The ||
syntax is still the old boxed closures, so this doesn't work for the same reason it didn't previously.
And, it won't work even using the correct boxed closure syntax |&:| -> int
, since it is literally is just sugar for certain traits. At the moment, the sugar syntax is |X: args...| -> ret
, where the X
can be &
, &mut
or nothing, corresponding to the Fn
, FnMut
, FnOnce
traits, you can also write Fn<(args...), ret>
etc. for the non-sugared form. The sugar is likely to be changing (possibly something like Fn(args...) -> ret
).
Each unboxed closure has a unique, unnameable type generated internally by the compiler: the only way to talk about unboxed closures is via generics and trait bounds. In particular, writing
fn make_adder(a: int, b: int) -> |&:| -> int {
|&:| a + b
}
is like writing
fn make_adder(a: int, b: int) -> Fn<(), int> {
|&:| a + b
}
i.e. saying that make_adder
returns an unboxed trait value; which doesn't make much sense at the moment. The first thing to try would be
fn make_adder<F: Fn<(), int>>(a: int, b: int) -> F {
|&:| a + b
}
but this is saying that make_adder
is returning any F
that the caller chooses, while we want to say it returns some fixed (but "hidden") type.
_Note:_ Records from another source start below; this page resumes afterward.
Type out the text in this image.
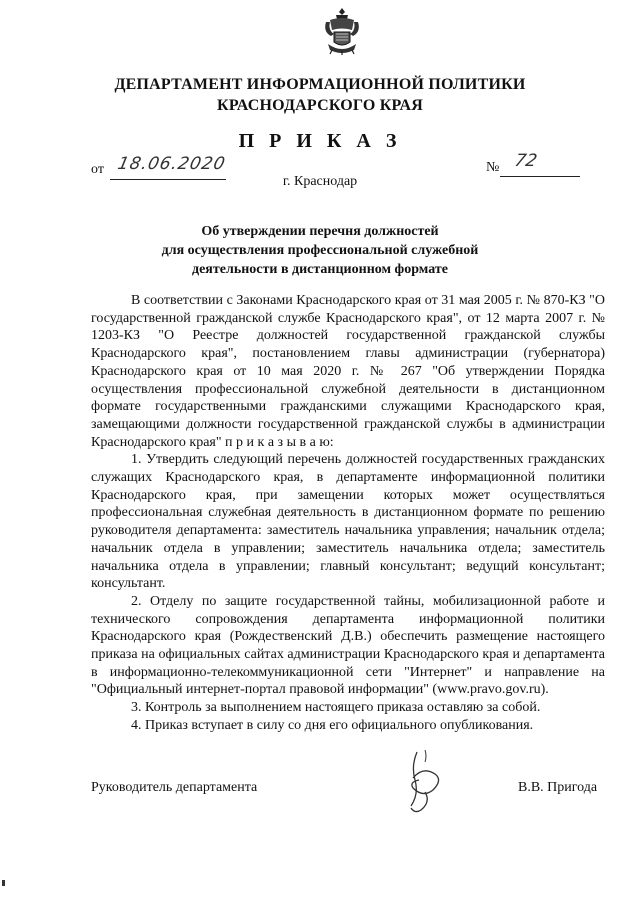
ДЕПАРТАМЕНТ ИНФОРМАЦИОННОЙ ПОЛИТИКИ
КРАСНОДАРСКОГО КРАЯ
П Р И К А З
от 18.06.2020	№ 72
г. Краснодар
Об утверждении перечня должностей
для осуществления профессиональной служебной
деятельности в дистанционном формате

В соответствии с Законами Краснодарского края от 31 мая 2005 г. № 870-КЗ "О государственной гражданской службе Краснодарского края", от 12 марта 2007 г. № 1203-КЗ "О Реестре должностей государственной гражданской службы Краснодарского края", постановлением главы администрации (губернатора) Краснодарского края от 10 мая 2020 г. № 267 "Об утверждении Порядка осуществления профессиональной служебной деятельности в дистанционном формате государственными гражданскими служащими Краснодарского края, замещающими должности государственной гражданской службы в администрации Краснодарского края" п р и к а з ы в а ю:

1. Утвердить следующий перечень должностей государственных гражданских служащих Краснодарского края, в департаменте информационной политики Краснодарского края, при замещении которых может осуществляться профессиональная служебная деятельность в дистанционном формате по решению руководителя департамента: заместитель начальника управления; начальник отдела; начальник отдела в управлении; заместитель начальника отдела; заместитель начальника отдела в управлении; главный консультант; ведущий консультант; консультант.

2. Отделу по защите государственной тайны, мобилизационной работе и технического сопровождения департамента информационной политики Краснодарского края (Рождественский Д.В.) обеспечить размещение настоящего приказа на официальных сайтах администрации Краснодарского края и департамента в информационно-телекоммуникационной сети "Интернет" и направление на "Официальный интернет-портал правовой информации" (www.pravo.gov.ru).

3. Контроль за выполнением настоящего приказа оставляю за собой.

4. Приказ вступает в силу со дня его официального опубликования.

Руководитель департамента	В.В. Пригода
This required abstract return types, which says, basically, "the return value implements this trait" while still being unboxed and statically resolved. In the language of that (temporarily closed) RFC,
fn make_adder(a: int, b: int) -> impl Fn<(), int> {
|&:| a + b
}
Or with the closure sugar.
(Another minor point: I'm not 100% sure about unboxed closures, but the old closures certainly still capture things by-reference which is another thing that sinks the code as proposed in the issue. This is being rectified in #16610.)